The Tories’ ‘Triple Lock Plus’ is a pretty blatant attempt to secure the votes of a demographic group which is more inclined to vote Conservative than any other. That much is clear. The party’s proposal would give pensioners a high personal tax allowance to spare them from having to pay income tax as the state pension rises faster than either inflation or average earnings. If the government wants to spare pensioners from having to pay income tax it could, of course, raise the income tax threshold for everyone. But instead, while pensioners are spared tax, the personal tax allowance for working-age people is due to be frozen for another four years.
But is it necessarily true that pensioners get the best of everything while the young get screwed over again and again? That is the narrative which many have sought to advance and there is, to be fair, some evidence to support it. While many elderly people enjoy living off the tax-free capital gains they have made on the back of a soaring property market over the past few decades, many young people find it impossible to clamber onto the lowest rung of the property ladder. While many older people enjoyed a university education at public expense, younger graduates are saddled with huge debts which they are paying off courtesy of an extra, marginal rate of 9 per cent on their earnings.
It is those at the poorer end of the wealth and income spectrum who stand most to benefit
But there is also a case against the narrative that the old are doing well on the backs of the young. The idea of intergenerational inequality is seen far too much through middle class eyes. Not all elderly people own a home: 20 per cent are renting. As for university education, that was a privilege available to only a few when today’s 70 year olds left school. There is, therefore, a large cohort of the elderly who have benefitted neither from a rising housing market nor from subsidised further education. It is these people, at the poorer end of the wealth and income spectrum, who stand most to benefit from the Triple Lock Plus.

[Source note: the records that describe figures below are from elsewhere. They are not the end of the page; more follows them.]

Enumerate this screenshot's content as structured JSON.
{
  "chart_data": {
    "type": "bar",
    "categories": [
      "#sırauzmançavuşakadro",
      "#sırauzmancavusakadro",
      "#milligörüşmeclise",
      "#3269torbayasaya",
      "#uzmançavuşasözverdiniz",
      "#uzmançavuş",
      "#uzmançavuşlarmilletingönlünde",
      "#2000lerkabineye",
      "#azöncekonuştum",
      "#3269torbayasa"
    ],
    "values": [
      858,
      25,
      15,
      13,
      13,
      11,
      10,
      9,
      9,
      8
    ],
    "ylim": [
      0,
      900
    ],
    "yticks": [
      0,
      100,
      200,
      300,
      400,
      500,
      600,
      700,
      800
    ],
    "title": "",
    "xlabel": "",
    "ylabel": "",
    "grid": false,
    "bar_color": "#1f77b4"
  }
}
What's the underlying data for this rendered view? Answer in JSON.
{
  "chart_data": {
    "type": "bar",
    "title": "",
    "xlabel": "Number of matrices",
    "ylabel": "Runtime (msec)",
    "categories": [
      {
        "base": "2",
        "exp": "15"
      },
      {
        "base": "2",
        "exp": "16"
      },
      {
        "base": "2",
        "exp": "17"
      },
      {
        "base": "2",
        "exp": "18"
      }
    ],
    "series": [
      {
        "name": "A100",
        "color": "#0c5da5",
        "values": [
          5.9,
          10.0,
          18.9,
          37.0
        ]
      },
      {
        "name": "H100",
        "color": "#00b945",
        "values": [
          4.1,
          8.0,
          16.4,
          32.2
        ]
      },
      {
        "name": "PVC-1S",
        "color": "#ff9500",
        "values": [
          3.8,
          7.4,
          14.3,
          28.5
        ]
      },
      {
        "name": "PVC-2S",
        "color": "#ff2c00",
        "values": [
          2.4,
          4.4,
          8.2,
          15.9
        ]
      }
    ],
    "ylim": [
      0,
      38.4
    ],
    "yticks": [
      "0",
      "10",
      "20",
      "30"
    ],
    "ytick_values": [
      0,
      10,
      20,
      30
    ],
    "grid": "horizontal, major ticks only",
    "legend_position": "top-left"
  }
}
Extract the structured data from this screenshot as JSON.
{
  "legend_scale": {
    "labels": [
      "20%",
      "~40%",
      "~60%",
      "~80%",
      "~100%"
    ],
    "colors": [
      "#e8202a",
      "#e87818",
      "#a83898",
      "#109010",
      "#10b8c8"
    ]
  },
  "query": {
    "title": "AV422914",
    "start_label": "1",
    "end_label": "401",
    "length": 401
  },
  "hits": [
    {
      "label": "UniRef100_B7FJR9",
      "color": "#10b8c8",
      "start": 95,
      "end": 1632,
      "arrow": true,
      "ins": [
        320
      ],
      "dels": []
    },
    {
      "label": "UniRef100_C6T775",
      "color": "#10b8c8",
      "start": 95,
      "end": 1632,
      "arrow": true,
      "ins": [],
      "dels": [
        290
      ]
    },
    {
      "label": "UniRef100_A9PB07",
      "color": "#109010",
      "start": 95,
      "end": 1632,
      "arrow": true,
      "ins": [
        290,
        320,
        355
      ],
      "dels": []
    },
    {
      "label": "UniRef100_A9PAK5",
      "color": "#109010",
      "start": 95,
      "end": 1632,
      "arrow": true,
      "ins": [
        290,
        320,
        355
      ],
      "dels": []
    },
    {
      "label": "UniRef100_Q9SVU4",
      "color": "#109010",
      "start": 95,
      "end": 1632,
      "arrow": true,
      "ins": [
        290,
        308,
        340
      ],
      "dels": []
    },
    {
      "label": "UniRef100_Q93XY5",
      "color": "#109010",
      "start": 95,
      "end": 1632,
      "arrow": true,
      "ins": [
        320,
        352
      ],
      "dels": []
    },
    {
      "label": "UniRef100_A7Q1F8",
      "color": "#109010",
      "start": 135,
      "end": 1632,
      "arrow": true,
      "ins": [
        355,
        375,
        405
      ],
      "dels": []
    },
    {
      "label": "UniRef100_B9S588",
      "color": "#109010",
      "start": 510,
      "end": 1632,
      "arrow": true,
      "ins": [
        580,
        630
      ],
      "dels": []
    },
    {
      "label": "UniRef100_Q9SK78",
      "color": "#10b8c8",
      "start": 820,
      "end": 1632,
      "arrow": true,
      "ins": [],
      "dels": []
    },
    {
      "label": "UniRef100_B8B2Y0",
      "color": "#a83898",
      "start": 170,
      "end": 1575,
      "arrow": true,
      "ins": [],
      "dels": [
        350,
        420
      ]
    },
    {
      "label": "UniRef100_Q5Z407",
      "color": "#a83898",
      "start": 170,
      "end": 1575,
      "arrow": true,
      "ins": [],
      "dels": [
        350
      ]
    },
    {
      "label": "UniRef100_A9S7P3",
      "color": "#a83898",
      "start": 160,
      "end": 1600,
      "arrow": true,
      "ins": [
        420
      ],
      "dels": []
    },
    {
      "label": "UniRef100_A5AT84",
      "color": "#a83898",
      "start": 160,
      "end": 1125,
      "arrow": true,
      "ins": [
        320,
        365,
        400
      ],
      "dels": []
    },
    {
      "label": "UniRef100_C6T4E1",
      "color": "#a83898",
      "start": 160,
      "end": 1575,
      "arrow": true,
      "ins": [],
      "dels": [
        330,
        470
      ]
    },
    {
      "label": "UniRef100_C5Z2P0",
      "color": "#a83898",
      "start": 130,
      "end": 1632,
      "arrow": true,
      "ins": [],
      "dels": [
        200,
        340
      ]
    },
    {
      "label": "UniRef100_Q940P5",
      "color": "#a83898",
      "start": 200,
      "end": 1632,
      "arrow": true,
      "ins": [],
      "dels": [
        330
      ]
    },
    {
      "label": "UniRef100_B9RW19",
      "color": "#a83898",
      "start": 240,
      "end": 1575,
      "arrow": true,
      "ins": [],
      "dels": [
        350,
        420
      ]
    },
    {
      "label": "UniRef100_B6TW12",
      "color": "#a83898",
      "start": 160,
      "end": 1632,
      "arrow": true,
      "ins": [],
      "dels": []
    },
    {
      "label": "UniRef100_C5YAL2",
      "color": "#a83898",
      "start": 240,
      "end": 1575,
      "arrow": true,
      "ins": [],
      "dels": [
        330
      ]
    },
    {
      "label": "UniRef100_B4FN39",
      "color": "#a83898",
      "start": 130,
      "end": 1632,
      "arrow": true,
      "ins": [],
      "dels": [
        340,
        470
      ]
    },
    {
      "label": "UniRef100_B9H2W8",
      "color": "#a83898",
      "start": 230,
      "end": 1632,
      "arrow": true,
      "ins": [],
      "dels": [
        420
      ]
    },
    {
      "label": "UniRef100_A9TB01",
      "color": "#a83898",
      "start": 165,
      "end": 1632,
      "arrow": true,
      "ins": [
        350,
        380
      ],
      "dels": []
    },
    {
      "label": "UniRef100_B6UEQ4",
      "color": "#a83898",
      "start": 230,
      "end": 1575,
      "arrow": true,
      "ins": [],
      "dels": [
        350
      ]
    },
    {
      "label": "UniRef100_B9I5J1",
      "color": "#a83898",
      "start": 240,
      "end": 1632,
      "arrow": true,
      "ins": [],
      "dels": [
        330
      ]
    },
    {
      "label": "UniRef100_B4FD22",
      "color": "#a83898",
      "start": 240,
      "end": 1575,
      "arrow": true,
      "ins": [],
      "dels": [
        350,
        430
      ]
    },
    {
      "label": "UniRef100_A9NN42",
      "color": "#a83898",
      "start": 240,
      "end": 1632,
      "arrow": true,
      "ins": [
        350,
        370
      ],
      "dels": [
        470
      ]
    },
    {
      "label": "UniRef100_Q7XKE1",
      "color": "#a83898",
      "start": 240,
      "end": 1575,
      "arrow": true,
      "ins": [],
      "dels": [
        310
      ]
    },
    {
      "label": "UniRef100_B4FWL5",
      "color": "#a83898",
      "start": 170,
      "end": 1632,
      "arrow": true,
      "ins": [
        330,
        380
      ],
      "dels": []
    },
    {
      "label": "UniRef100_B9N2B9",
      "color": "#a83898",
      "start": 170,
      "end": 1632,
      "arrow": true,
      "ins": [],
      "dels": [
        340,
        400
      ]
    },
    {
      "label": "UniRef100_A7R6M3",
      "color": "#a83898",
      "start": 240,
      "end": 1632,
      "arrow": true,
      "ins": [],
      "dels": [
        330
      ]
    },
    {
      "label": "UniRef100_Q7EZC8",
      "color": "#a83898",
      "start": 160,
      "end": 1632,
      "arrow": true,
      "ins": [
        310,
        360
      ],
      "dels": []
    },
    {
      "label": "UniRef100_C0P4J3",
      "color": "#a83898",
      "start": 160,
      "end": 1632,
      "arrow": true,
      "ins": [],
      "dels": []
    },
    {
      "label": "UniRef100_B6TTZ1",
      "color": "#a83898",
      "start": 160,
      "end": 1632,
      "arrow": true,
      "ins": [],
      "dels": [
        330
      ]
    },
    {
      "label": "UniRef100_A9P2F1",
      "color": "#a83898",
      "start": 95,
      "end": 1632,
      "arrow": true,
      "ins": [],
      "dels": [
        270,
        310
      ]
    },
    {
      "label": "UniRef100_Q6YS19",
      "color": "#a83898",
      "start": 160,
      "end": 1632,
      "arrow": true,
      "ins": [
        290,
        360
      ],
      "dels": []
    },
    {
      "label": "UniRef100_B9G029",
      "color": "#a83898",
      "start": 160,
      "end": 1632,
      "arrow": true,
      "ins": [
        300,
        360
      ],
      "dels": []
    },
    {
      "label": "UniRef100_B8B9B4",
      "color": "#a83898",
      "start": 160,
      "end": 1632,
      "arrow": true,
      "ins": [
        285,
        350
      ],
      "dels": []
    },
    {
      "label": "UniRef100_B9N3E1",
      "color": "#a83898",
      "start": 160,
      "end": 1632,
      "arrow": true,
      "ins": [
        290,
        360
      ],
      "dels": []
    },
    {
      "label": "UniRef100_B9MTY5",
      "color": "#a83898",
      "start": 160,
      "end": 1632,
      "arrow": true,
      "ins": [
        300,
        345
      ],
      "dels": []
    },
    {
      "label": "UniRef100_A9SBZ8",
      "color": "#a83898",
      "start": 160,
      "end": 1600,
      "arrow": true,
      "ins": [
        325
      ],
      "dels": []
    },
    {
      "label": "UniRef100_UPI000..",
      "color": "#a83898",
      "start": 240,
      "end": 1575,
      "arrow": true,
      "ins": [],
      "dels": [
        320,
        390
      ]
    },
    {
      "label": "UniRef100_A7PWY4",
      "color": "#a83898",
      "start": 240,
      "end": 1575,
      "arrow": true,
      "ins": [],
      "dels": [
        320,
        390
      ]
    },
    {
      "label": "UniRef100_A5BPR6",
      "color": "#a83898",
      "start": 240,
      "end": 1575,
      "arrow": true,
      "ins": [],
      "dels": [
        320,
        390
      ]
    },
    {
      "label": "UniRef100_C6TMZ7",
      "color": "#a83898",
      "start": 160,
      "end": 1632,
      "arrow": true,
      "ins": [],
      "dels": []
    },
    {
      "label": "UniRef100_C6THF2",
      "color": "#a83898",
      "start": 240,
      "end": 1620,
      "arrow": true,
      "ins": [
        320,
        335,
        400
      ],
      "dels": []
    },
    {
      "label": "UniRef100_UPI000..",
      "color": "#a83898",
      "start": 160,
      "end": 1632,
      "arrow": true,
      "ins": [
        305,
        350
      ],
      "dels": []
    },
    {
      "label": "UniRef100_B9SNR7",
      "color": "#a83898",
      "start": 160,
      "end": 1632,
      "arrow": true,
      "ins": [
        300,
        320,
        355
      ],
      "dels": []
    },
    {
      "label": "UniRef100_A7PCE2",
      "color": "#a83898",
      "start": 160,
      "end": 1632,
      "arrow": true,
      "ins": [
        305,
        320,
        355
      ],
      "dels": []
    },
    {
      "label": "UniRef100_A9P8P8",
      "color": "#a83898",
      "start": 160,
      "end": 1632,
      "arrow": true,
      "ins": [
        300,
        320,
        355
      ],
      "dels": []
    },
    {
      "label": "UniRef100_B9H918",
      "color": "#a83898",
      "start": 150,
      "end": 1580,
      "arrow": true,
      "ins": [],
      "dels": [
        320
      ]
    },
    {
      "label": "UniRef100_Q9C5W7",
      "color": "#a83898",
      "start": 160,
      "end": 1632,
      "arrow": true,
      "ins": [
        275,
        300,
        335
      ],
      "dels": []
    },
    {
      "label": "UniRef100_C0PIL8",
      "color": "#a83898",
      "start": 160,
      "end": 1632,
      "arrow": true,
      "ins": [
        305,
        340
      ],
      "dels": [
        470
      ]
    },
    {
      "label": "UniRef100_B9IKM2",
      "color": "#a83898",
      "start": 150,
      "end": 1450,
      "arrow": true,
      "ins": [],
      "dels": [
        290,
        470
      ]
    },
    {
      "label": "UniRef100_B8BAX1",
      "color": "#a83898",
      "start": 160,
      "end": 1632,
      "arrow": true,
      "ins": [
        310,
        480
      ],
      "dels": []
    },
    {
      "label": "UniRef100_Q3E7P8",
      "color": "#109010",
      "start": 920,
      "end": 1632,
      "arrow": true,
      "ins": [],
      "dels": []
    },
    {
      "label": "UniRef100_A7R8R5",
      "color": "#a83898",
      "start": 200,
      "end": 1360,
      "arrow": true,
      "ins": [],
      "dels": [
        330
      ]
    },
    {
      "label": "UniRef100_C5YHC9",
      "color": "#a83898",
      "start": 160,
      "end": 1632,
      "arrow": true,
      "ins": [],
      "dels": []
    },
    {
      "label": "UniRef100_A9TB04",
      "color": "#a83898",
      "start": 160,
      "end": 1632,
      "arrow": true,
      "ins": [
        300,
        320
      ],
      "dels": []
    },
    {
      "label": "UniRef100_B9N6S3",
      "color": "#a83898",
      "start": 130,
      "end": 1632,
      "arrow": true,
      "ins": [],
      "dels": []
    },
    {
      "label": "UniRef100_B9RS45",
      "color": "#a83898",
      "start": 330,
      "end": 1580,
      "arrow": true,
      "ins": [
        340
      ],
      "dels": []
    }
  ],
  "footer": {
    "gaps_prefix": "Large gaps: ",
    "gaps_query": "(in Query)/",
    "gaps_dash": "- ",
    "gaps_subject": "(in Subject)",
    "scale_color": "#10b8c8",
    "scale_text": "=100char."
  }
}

Moreover, it is a group which suffered grievously over the decade and a bit following the 2008/09 financial crisis thanks to ultra low interest rates. While those with property and stock market investments did well, and public sector pensioners with inflation-and salary-linked pensions have blithely lived through it all without a care, people trying to live on fixed incomes from cash savings have been the real losers as inflation slowly ate away the real value of their savings. Only in recent months has it been possible to obtain a real return on a savings account – something savers used to take for granted. The savings of many pensioners have effectively been stolen in order to bail out borrowers, who tend to be much younger.
True, the triple lock has provided some consolation. But the presumption that all pensioners have been doing well at the expense of the young shows just how much political debate has fallen under the control of the relatively well-off. If the Conservatives have identified a group of poor pensioners who could do with a bit of extra help, that suggests they are a little more in touch with the realities of life for many people than is the opposition.